Immigrazionismo e globalizzazione, binomio di una sinistra politicamente inerme
In un’epoca di globalizzazione imperante, in cui il fenomeno migratorio diventa spesso arma di competizione economica al ribasso e strumento di lucro, una sinistra che tace o peggio giustifica migrazioni senza sosta non serve a nulla.
Non serve a nulla la teologia migrante, col solito insopportabile approccio secondo il quale l’immigrazione non è criticabile, non serve a nulla quel trasformare il multiculturalismo in un piattume fatto di livellamento obbligato. Non serve a nulla, se non a creare danno, lo schierarsi sempre dalla parte del Re del Mondo, per usare Battiato, e dalla parte di ciò che oggi la convenienza politica ed economica del presente richiede, travestendosi dietro un umanitarismo di comodo.

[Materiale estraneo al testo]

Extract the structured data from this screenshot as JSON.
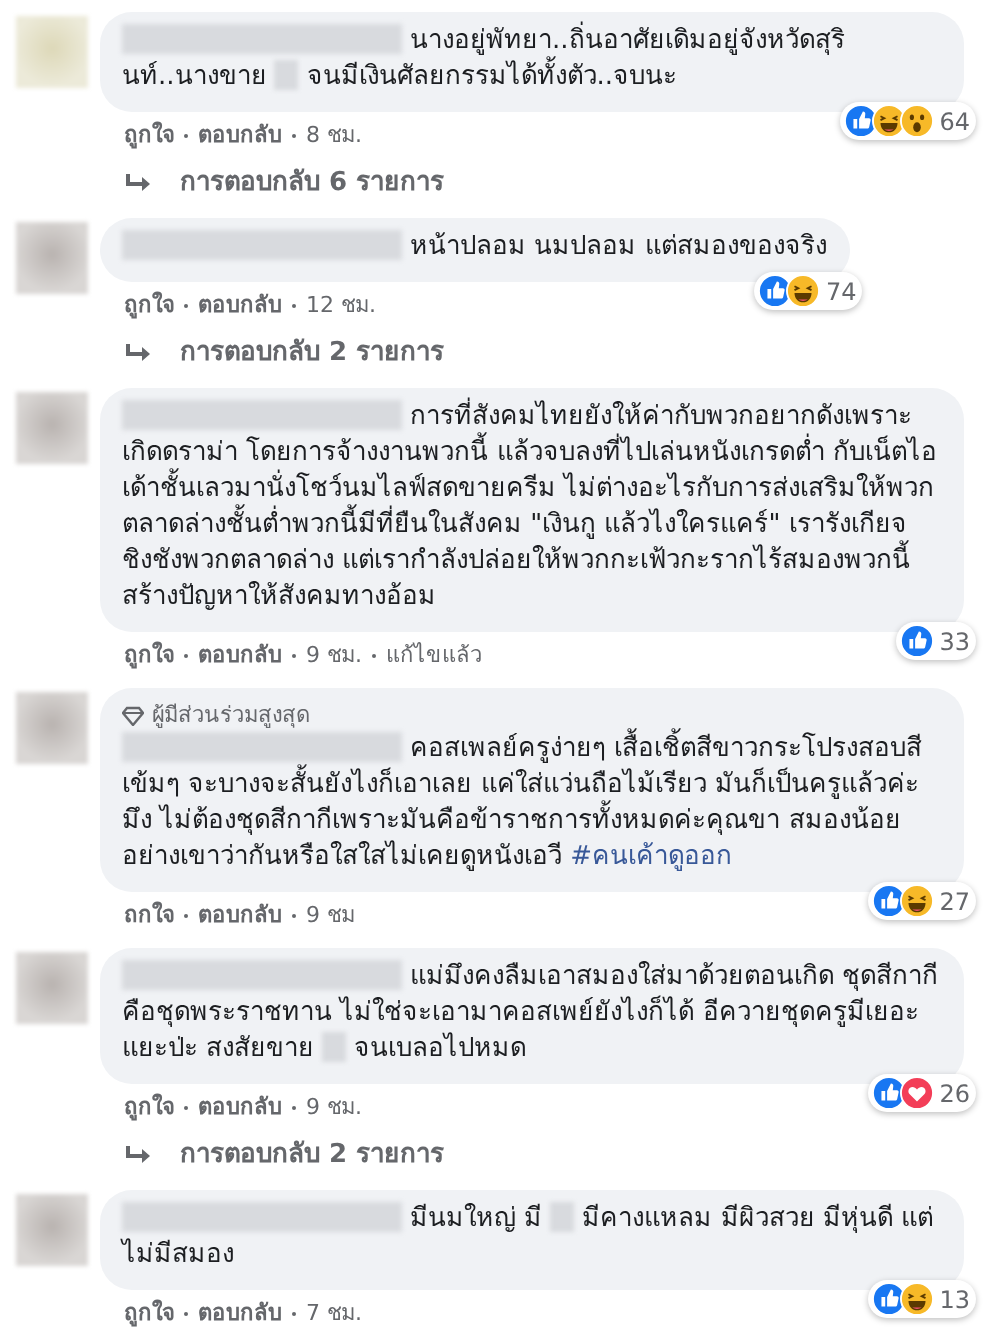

Una sinistra che non capisce che l’emigrazione è un dramma sociale, un fenomeno incapace di risolvere problemi ma capacissimo di crearne degli altri è una fazione politica che smette di guardare all’emancipazione dei popoli, alla sovranità delle nazioni e al loro diritto all’esistenza in favore di un melting pot globale di culture, tradizioni ed interessi dove a trionfare è invece sempre il più forte.
Questa crisi migratoria, l’ipocrisia di una teologia cattoliberal nata sulle sue spalle come in un sottobosco di povertà ideale, la filosofia dell’uomo come nomade perennemente sradicato tratteggiano un laissez faire che solo in occidente è parte di una sinistra che ha smesso da troppo tempo di essere tale, incapace ormai di differenziarsi da qualsiasi controparte.
La narrazione imperante rimastaci è quella di un presente quasi ineluttabile, non criticabile, passibile solo di accettazione assieme all’abbattimento di tutte le residuali barriere politiche, economiche e sociali che separano ancora l’umanità dall’assenza di regole, dall’inutilità della politica, da un infinito indistinto capace solamente di accettare ciò che un’economia senza più frontiere richiede.
L’unica sinistra utile in un mondo globalizzato è quella capace di recuperare il valore delle frontiere, dell’autodeterminazione dei popoli, del loro diritto a vivere nelle loro terre, in contrasto a chi vuole un mondo livellato al ribasso, su misura della speculazione e dello sradicamento. Il resto non è sinistra e non è politica. È regresso spacciato per progresso.